Photo by Juan D. Alfonso
Analysis of circulating tumor cells (CTCs) can provide at least as much genetic information about multiple myeloma (MM) as a bone marrow (BM) biopsy, according to a new study.
Researchers found evidence to suggest that analyzing CTCs isolated from the peripheral blood of MM patients could help physicians monitor disease progression over time, track the emergence of drug resistance, and tailor therapies to individual patients.
Jens Lohr, MD, PhD, of the Broad Institute of MIT and Harvard in Cambridge, Massachusetts, and colleagues conducted this research and detailed their findings in Science Translational Medicine.

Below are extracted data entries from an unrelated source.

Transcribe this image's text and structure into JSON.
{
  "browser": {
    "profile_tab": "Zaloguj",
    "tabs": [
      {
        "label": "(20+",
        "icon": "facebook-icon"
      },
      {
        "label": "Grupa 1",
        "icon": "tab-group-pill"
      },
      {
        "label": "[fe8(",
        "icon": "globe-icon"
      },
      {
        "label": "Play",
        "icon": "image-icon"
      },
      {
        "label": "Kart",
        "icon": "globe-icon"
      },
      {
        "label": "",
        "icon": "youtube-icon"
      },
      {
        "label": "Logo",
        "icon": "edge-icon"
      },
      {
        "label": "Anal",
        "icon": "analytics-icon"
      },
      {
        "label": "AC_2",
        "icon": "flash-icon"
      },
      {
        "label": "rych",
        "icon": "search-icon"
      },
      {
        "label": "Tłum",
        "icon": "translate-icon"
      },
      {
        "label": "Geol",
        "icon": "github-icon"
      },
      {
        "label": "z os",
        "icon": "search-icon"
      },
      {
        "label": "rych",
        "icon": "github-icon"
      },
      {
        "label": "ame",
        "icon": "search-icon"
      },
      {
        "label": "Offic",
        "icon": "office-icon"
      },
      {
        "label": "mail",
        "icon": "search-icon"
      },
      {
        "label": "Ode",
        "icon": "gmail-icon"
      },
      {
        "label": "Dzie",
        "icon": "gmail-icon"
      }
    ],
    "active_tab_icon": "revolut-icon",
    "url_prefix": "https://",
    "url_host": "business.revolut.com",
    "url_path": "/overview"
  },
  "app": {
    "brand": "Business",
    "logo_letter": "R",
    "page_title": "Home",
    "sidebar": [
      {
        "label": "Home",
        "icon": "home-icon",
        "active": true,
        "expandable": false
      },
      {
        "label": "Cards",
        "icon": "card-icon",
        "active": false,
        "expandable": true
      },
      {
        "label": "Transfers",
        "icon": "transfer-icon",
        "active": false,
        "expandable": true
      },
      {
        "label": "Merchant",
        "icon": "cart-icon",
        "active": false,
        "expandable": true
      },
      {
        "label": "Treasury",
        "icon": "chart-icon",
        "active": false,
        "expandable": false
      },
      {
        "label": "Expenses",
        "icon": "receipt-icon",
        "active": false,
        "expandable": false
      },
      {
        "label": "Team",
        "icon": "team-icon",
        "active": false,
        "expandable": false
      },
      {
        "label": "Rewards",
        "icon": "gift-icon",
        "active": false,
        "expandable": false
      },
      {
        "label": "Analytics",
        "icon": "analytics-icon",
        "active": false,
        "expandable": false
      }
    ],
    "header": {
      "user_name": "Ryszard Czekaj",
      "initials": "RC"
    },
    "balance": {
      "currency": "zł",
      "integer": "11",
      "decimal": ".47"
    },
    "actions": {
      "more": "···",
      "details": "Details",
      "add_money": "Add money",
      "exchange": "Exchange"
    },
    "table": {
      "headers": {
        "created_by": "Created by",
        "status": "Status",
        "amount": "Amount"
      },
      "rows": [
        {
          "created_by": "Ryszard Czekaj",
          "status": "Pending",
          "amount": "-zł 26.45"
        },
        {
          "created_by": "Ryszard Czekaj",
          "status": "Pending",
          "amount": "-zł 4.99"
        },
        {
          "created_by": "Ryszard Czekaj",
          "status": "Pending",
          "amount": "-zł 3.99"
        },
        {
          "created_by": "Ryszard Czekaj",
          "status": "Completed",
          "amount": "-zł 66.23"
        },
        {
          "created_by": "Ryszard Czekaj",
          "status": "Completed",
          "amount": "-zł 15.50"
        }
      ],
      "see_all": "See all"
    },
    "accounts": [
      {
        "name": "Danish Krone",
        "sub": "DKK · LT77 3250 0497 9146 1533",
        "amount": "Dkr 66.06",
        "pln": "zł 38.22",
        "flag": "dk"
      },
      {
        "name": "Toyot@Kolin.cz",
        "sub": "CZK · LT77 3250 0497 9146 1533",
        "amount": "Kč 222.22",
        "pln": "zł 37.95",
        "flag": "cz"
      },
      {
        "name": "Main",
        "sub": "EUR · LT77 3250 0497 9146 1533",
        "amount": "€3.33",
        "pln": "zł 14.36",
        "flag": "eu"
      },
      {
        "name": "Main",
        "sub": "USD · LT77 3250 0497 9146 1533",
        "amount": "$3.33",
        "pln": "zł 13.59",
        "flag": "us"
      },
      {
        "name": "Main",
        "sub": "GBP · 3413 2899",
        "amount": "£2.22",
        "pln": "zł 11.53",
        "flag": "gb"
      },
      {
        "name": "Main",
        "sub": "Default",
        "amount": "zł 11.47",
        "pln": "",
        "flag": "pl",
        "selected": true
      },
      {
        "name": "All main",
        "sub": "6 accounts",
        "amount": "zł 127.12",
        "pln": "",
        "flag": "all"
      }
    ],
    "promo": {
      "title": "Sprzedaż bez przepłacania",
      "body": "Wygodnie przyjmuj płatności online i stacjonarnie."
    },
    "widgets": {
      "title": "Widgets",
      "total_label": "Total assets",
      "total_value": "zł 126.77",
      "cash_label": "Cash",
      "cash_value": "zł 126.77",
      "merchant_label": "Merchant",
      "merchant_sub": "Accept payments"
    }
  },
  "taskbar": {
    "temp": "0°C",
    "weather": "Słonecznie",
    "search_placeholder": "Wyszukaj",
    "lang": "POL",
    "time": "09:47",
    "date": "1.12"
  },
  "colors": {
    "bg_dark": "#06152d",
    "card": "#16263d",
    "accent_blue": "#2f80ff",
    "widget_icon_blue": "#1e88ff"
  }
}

The researchers said they devised a method that was “highly sensitive” in detecting and sequencing single CTCs, even from patients with low tumor burden.
Specifically, the team found they could isolate CTCs from, and detect mutations in, blood samples from an MM patient who had achieved a very good partial response to treatment and a patient with monoclonal gammopathy of undetermined significance.
Overall, the researchers found that CTCs could be used to identify mutations relevant for prognosis, and some of these mutations were more abundant in CTCs than in BM samples.
For example, the team detected somatic mutations in the KRAS, BRAF, IRF4, and TP53 genes in single CTCs from 3 MM patients. And the same mutations were present in single BM-derived MM cells.
In another 3 patients, the proportion of CTCs harboring TP53 R273C, BRAF G469A, and NRAS G13D mutations was higher than that observed in BM-derived cells. In 2 of the patients, the mutations weren’t detectable in BM cells because of insufficient sample material.
The researchers also found that CTCs could reveal patients with an overabundance of molecules expressed by MM cells—such as CD38 and SLAMF7—that can be targeted by therapies currently approved to treat MM—such as daratumumab and elotuzumab.
The team therefore believes that, with further development, CTC analysis could be a valuable tool for advancing precision medicine in MM.